ABSTRACT Accurate estimation of chlorophyll-a (Chl-a) concentration in inland waters through remote-sensing techniques is complicated by local differences in the optical properties of water. In this study, we applied multiple linear regression (MLR), artificial neural network (ANN), nonparametric multiplicative regression (NPMR) and four models (Appel, Kahru, FAI and O14a) to estimate the Chl -a concentration from combinations of spectral bands from the MODIS sensor. The MLR, NPMR and ANN models were calibrated and validated using in-situ Chl -a measurements.

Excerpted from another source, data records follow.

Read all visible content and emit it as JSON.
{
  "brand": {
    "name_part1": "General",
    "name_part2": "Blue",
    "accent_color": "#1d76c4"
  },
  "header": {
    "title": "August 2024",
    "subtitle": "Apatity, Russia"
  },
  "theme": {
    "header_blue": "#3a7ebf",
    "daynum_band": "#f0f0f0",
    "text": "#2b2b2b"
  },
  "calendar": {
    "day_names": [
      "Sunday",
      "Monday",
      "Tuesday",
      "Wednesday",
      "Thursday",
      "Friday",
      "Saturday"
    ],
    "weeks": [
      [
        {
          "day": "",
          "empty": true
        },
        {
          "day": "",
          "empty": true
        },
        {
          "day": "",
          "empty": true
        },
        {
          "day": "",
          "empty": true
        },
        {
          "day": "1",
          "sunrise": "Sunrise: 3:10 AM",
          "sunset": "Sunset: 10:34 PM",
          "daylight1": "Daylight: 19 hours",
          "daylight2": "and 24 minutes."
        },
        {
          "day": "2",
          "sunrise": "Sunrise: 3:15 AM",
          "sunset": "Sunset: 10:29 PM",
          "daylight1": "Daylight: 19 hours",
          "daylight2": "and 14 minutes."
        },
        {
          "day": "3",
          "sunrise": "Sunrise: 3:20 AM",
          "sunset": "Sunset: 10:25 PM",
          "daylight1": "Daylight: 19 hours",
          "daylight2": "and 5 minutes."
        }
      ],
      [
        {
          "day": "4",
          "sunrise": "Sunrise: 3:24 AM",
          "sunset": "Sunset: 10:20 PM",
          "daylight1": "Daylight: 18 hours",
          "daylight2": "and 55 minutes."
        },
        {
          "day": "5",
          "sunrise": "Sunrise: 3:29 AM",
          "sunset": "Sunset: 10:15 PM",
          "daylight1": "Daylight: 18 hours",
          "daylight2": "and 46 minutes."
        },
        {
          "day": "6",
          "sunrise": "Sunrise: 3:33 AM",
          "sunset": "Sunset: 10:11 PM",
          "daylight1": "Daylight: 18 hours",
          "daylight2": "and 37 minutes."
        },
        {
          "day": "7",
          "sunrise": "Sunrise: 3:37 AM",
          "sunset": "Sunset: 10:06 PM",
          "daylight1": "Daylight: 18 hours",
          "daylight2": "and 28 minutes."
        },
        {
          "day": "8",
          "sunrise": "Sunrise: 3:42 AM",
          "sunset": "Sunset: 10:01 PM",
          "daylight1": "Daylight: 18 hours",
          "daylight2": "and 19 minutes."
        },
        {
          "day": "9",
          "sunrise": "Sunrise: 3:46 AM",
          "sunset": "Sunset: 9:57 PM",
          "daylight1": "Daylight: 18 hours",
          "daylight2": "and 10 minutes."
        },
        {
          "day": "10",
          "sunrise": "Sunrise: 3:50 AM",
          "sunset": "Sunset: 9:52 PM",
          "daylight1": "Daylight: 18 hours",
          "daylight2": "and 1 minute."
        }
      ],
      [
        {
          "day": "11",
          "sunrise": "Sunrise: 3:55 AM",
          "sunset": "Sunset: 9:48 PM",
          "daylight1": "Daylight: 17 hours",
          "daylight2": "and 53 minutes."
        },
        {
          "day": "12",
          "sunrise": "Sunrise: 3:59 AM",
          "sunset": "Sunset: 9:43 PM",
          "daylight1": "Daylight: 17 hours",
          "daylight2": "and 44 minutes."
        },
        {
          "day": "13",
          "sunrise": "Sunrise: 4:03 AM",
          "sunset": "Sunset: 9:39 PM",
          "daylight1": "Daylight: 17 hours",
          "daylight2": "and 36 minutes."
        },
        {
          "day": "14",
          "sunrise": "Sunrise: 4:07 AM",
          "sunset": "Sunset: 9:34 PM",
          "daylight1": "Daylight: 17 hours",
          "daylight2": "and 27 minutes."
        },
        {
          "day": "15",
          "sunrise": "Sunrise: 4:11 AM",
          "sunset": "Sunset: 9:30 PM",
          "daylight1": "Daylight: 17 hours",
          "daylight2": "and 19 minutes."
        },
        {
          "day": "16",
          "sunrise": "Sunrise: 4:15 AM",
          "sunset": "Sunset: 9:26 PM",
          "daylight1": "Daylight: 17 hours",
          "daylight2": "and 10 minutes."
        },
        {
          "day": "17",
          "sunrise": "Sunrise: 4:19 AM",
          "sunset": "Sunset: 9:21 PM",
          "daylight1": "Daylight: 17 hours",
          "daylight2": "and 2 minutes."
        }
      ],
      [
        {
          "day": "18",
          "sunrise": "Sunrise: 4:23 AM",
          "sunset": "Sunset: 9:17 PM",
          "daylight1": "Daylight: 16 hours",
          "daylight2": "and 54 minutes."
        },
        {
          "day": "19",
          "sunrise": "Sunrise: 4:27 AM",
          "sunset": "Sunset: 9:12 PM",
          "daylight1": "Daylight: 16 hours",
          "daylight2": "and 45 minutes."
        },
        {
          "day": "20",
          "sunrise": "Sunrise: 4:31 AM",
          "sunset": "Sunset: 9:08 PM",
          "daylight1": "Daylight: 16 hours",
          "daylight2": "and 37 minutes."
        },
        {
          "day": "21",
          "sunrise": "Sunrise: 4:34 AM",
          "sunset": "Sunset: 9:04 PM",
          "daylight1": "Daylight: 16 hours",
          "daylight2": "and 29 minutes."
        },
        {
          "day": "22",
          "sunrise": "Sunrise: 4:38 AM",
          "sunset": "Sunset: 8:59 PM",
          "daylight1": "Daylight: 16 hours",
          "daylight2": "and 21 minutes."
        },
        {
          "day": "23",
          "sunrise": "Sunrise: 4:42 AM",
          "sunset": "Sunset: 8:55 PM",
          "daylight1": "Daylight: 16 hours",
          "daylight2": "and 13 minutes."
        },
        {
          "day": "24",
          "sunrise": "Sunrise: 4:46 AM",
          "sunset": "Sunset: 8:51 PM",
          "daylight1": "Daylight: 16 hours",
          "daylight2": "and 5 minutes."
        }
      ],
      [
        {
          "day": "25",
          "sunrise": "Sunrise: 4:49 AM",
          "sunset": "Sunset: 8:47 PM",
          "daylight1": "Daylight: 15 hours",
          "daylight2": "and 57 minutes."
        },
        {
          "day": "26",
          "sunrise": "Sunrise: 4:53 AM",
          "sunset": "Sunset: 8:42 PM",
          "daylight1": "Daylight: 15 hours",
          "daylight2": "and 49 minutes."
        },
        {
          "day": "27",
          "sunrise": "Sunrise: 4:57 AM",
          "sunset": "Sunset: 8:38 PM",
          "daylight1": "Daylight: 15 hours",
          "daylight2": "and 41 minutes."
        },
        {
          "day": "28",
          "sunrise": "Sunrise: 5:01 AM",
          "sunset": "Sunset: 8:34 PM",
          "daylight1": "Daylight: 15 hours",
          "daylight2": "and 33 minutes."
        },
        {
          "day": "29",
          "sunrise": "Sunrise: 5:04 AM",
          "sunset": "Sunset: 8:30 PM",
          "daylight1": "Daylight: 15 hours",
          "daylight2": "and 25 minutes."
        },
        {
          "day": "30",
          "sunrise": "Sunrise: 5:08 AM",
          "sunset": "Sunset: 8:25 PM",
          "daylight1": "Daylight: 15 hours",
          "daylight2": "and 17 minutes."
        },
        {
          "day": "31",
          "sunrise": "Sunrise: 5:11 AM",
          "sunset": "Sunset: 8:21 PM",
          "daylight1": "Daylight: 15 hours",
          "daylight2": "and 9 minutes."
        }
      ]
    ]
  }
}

The results showed that a simple and efficient model, developed and validated through multiple linear regression analysis, offered advantages (i.e., better performance and fewer input variables) in comparison with ANN, NPMR and four models (Appel, Kahru, FAI and O14a). In addition, we observed that in a large shallow subtropical lake, where the wind and hydrodynamics are essential factors in the spatial heterogeneity (Chl-a distribution), the MLR model adjusted using the specific point dataset, performed better than using the total dataset, which suggest that would not be appropriate to generalize a single model to estimate Chl-a in these large shallow lakes from total datasets. Our approach is a useful tool to estimate Chl -a concentration in meso-oligotrophic shallow waters and corroborates the spatial heterogeneity in these ecosystems.